CROSS-COUNTRY DIRT BIKE RACE
I am a mechanic. Well, I am a mechanic by trade, anyway. What my friends call me is “that guy who you never see without a bike of some form or other”. Although they usually shorten it to “bike guy”. I take them apart, I put them back together, and I do what I can to improve them even by a percentage point at a time – the bikes, that is, not my friends. I am serious about bikes. Too serious, say some of my mates, but you just have to laugh that stuff off when you see how their faces drop when a soccer team playing in England (where they have never been) loses a match. Too serious about bikes? No way. No such thing.
I will confess to loving bikes though. Bikes and biking. I have ridden a Harley, I have ridden more Kawasaki’s than I could remember, I have enjoyed just about every different classic motorbike that I could possibly think of. Nevertheless, I also like dirt bikes. Down at the garage this comes in for some … gentle mocking. However, some of the course runs I go on, if you were to take a Harley you would come back home as part of the bike. They would bury what they could salvage and leave the rest for the crows. No, at times a dirt bike is just what you need. If some people disagree with that, well, I will send a nice bouquet when they try some of the jumps I’ve made on a dirt bike with their big hog.

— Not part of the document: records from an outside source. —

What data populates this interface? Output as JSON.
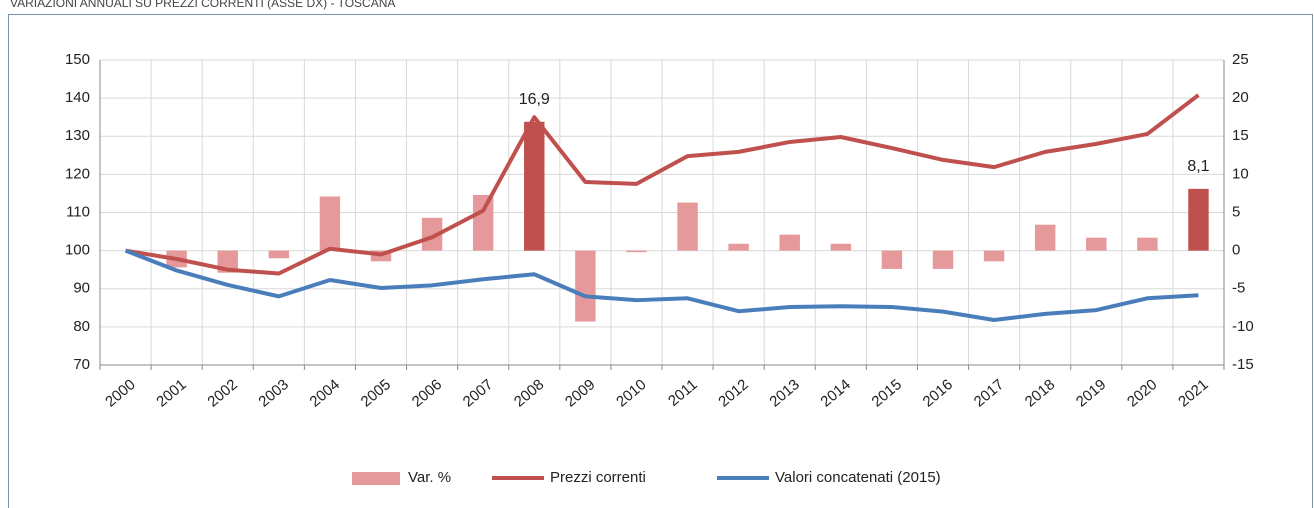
{
  "chart_data": {
    "type": "combo",
    "title": "VARIAZIONI ANNUALI SU PREZZI CORRENTI (ASSE DX) - TOSCANA",
    "categories": [
      "2000",
      "2001",
      "2002",
      "2003",
      "2004",
      "2005",
      "2006",
      "2007",
      "2008",
      "2009",
      "2010",
      "2011",
      "2012",
      "2013",
      "2014",
      "2015",
      "2016",
      "2017",
      "2018",
      "2019",
      "2020",
      "2021"
    ],
    "ylim": [
      70,
      150
    ],
    "yticks": [
      70,
      80,
      90,
      100,
      110,
      120,
      130,
      140,
      150
    ],
    "y2lim": [
      -15,
      25
    ],
    "y2ticks": [
      -15,
      -10,
      -5,
      0,
      5,
      10,
      15,
      20,
      25
    ],
    "grid": true,
    "legend": "bottom",
    "series": [
      {
        "name": "Var. %",
        "type": "bar",
        "axis": "y2",
        "color": "#e6999a",
        "colors": [
          "#e6999a",
          "#e6999a",
          "#e6999a",
          "#e6999a",
          "#e6999a",
          "#e6999a",
          "#e6999a",
          "#e6999a",
          "#c0504d",
          "#e6999a",
          "#e6999a",
          "#e6999a",
          "#e6999a",
          "#e6999a",
          "#e6999a",
          "#e6999a",
          "#e6999a",
          "#e6999a",
          "#e6999a",
          "#e6999a",
          "#e6999a",
          "#c0504d"
        ],
        "values": [
          null,
          -2.2,
          -2.9,
          -1.0,
          7.1,
          -1.4,
          4.3,
          7.3,
          16.9,
          -9.3,
          -0.2,
          6.3,
          0.9,
          2.1,
          0.9,
          -2.4,
          -2.4,
          -1.4,
          3.4,
          1.7,
          1.7,
          8.1
        ],
        "value_labels": [
          null,
          null,
          null,
          null,
          null,
          null,
          null,
          null,
          "16,9",
          null,
          null,
          null,
          null,
          null,
          null,
          null,
          null,
          null,
          null,
          null,
          null,
          "8,1"
        ]
      },
      {
        "name": "Prezzi correnti",
        "type": "line",
        "color": "#c0504d",
        "values": [
          100,
          97.8,
          95,
          94,
          100.5,
          99,
          103.5,
          110.5,
          135,
          118,
          117.5,
          124.8,
          125.9,
          128.5,
          129.8,
          126.9,
          123.8,
          121.9,
          125.9,
          128,
          130.6,
          140.8
        ]
      },
      {
        "name": "Valori concatenati (2015)",
        "type": "line",
        "color": "#4a7ebb",
        "values": [
          100,
          94.8,
          91,
          88,
          92.3,
          90.2,
          90.9,
          92.5,
          93.8,
          88,
          87,
          87.5,
          84.1,
          85.2,
          85.4,
          85.2,
          84,
          81.8,
          83.4,
          84.4,
          87.5,
          88.3
        ]
      }
    ]
  }
}
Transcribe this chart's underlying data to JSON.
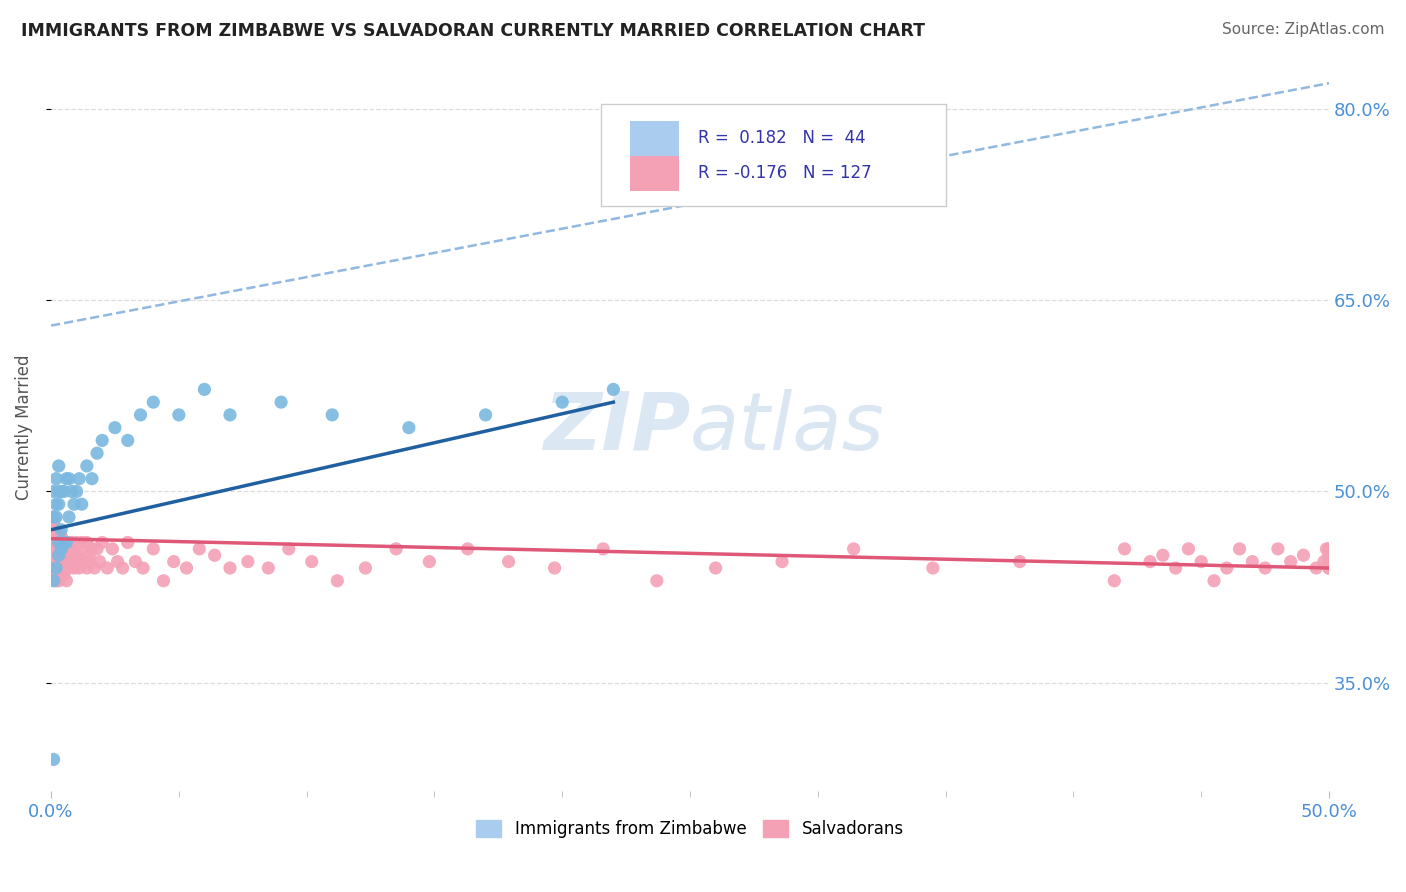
{
  "title": "IMMIGRANTS FROM ZIMBABWE VS SALVADORAN CURRENTLY MARRIED CORRELATION CHART",
  "source": "Source: ZipAtlas.com",
  "ylabel": "Currently Married",
  "y_tick_labels": [
    "35.0%",
    "50.0%",
    "65.0%",
    "80.0%"
  ],
  "y_tick_values": [
    0.35,
    0.5,
    0.65,
    0.8
  ],
  "x_range": [
    0.0,
    0.5
  ],
  "y_range": [
    0.265,
    0.835
  ],
  "blue_scatter_color": "#7ab8e0",
  "pink_scatter_color": "#f4a0b5",
  "blue_line_color": "#2060a0",
  "pink_line_color": "#e05878",
  "dashed_line_color": "#90b8e0",
  "title_color": "#222222",
  "source_color": "#666666",
  "tick_label_color": "#4a90d9",
  "ylabel_color": "#555555",
  "watermark_color": "#c5d8ee",
  "grid_color": "#dddddd",
  "legend_border_color": "#cccccc",
  "legend_text_color": "#3333aa",
  "legend_box1_color": "#aaccee",
  "legend_box2_color": "#f4a0b5",
  "blue_line_x0": 0.0,
  "blue_line_y0": 0.47,
  "blue_line_x1": 0.22,
  "blue_line_y1": 0.57,
  "pink_line_x0": 0.0,
  "pink_line_y0": 0.463,
  "pink_line_x1": 0.5,
  "pink_line_y1": 0.44,
  "dashed_line_x0": 0.0,
  "dashed_line_y0": 0.63,
  "dashed_line_x1": 0.5,
  "dashed_line_y1": 0.82,
  "zim_x": [
    0.001,
    0.001,
    0.001,
    0.001,
    0.002,
    0.002,
    0.002,
    0.002,
    0.003,
    0.003,
    0.003,
    0.003,
    0.003,
    0.004,
    0.004,
    0.004,
    0.005,
    0.005,
    0.006,
    0.006,
    0.007,
    0.007,
    0.008,
    0.009,
    0.01,
    0.011,
    0.012,
    0.014,
    0.016,
    0.018,
    0.02,
    0.025,
    0.03,
    0.035,
    0.04,
    0.05,
    0.06,
    0.07,
    0.09,
    0.11,
    0.14,
    0.17,
    0.2,
    0.22
  ],
  "zim_y": [
    0.29,
    0.43,
    0.48,
    0.5,
    0.44,
    0.48,
    0.49,
    0.51,
    0.45,
    0.46,
    0.49,
    0.5,
    0.52,
    0.455,
    0.47,
    0.5,
    0.46,
    0.5,
    0.46,
    0.51,
    0.48,
    0.51,
    0.5,
    0.49,
    0.5,
    0.51,
    0.49,
    0.52,
    0.51,
    0.53,
    0.54,
    0.55,
    0.54,
    0.56,
    0.57,
    0.56,
    0.58,
    0.56,
    0.57,
    0.56,
    0.55,
    0.56,
    0.57,
    0.58
  ],
  "sal_x": [
    0.001,
    0.001,
    0.001,
    0.001,
    0.001,
    0.001,
    0.001,
    0.001,
    0.001,
    0.001,
    0.002,
    0.002,
    0.002,
    0.002,
    0.002,
    0.002,
    0.002,
    0.002,
    0.002,
    0.002,
    0.003,
    0.003,
    0.003,
    0.003,
    0.003,
    0.003,
    0.003,
    0.004,
    0.004,
    0.004,
    0.004,
    0.004,
    0.005,
    0.005,
    0.005,
    0.005,
    0.006,
    0.006,
    0.006,
    0.007,
    0.007,
    0.007,
    0.008,
    0.008,
    0.008,
    0.009,
    0.009,
    0.01,
    0.01,
    0.011,
    0.011,
    0.012,
    0.012,
    0.013,
    0.014,
    0.014,
    0.015,
    0.015,
    0.016,
    0.017,
    0.018,
    0.019,
    0.02,
    0.022,
    0.024,
    0.026,
    0.028,
    0.03,
    0.033,
    0.036,
    0.04,
    0.044,
    0.048,
    0.053,
    0.058,
    0.064,
    0.07,
    0.077,
    0.085,
    0.093,
    0.102,
    0.112,
    0.123,
    0.135,
    0.148,
    0.163,
    0.179,
    0.197,
    0.216,
    0.237,
    0.26,
    0.286,
    0.314,
    0.345,
    0.379,
    0.416,
    0.42,
    0.43,
    0.435,
    0.44,
    0.445,
    0.45,
    0.455,
    0.46,
    0.465,
    0.47,
    0.475,
    0.48,
    0.485,
    0.49,
    0.495,
    0.498,
    0.499,
    0.5,
    0.5,
    0.5,
    0.5,
    0.5,
    0.5,
    0.5,
    0.5,
    0.5,
    0.5
  ],
  "sal_y": [
    0.46,
    0.465,
    0.47,
    0.475,
    0.48,
    0.455,
    0.45,
    0.445,
    0.44,
    0.435,
    0.43,
    0.46,
    0.465,
    0.47,
    0.455,
    0.445,
    0.45,
    0.46,
    0.44,
    0.435,
    0.455,
    0.46,
    0.465,
    0.43,
    0.445,
    0.435,
    0.44,
    0.455,
    0.46,
    0.465,
    0.435,
    0.445,
    0.46,
    0.44,
    0.45,
    0.435,
    0.455,
    0.445,
    0.43,
    0.46,
    0.44,
    0.45,
    0.455,
    0.445,
    0.46,
    0.44,
    0.455,
    0.45,
    0.46,
    0.445,
    0.44,
    0.455,
    0.46,
    0.445,
    0.44,
    0.46,
    0.45,
    0.445,
    0.455,
    0.44,
    0.455,
    0.445,
    0.46,
    0.44,
    0.455,
    0.445,
    0.44,
    0.46,
    0.445,
    0.44,
    0.455,
    0.43,
    0.445,
    0.44,
    0.455,
    0.45,
    0.44,
    0.445,
    0.44,
    0.455,
    0.445,
    0.43,
    0.44,
    0.455,
    0.445,
    0.455,
    0.445,
    0.44,
    0.455,
    0.43,
    0.44,
    0.445,
    0.455,
    0.44,
    0.445,
    0.43,
    0.455,
    0.445,
    0.45,
    0.44,
    0.455,
    0.445,
    0.43,
    0.44,
    0.455,
    0.445,
    0.44,
    0.455,
    0.445,
    0.45,
    0.44,
    0.445,
    0.455,
    0.44,
    0.445,
    0.45,
    0.44,
    0.455,
    0.445,
    0.44,
    0.455,
    0.445,
    0.45
  ]
}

I have recently been entering statewide cross-country dirt bike races as quickly as I can find them, because the enjoyment to be had on these days out is something that I simply have not found anywhere else. I even win sometimes. Take last weekend. I was in a race with a course of about 27.5 km, and about 2.5 of that was over flat terrain. The rest of it was bone-shaking, stuntman defying goodness that you can only experience on a dirt bike. It was classic, I won, and I have never enjoyed myself more. However, I did fall off – twice – and on the first occasion, I really hurt my hand. It was bleeding. It would have stopped me winning if I had been going fast at the time, but it was on a tight corner and I had slowed right down.
I pulled out the hydration pack I had stowed in the carry-case on my bike, and cleaned the wound well enough to get to the end of the race and get it properly seen to. In so doing, I set a new course record as well, so I was pretty chuffed, all things considered. Without that fall, I would have won by more and broken the record by more. Without my dirt bike – on anything more powerful – I would have hurt myself really badly. In addition, without the hydration pack? Well, I do not think I would have won the race, put it that way.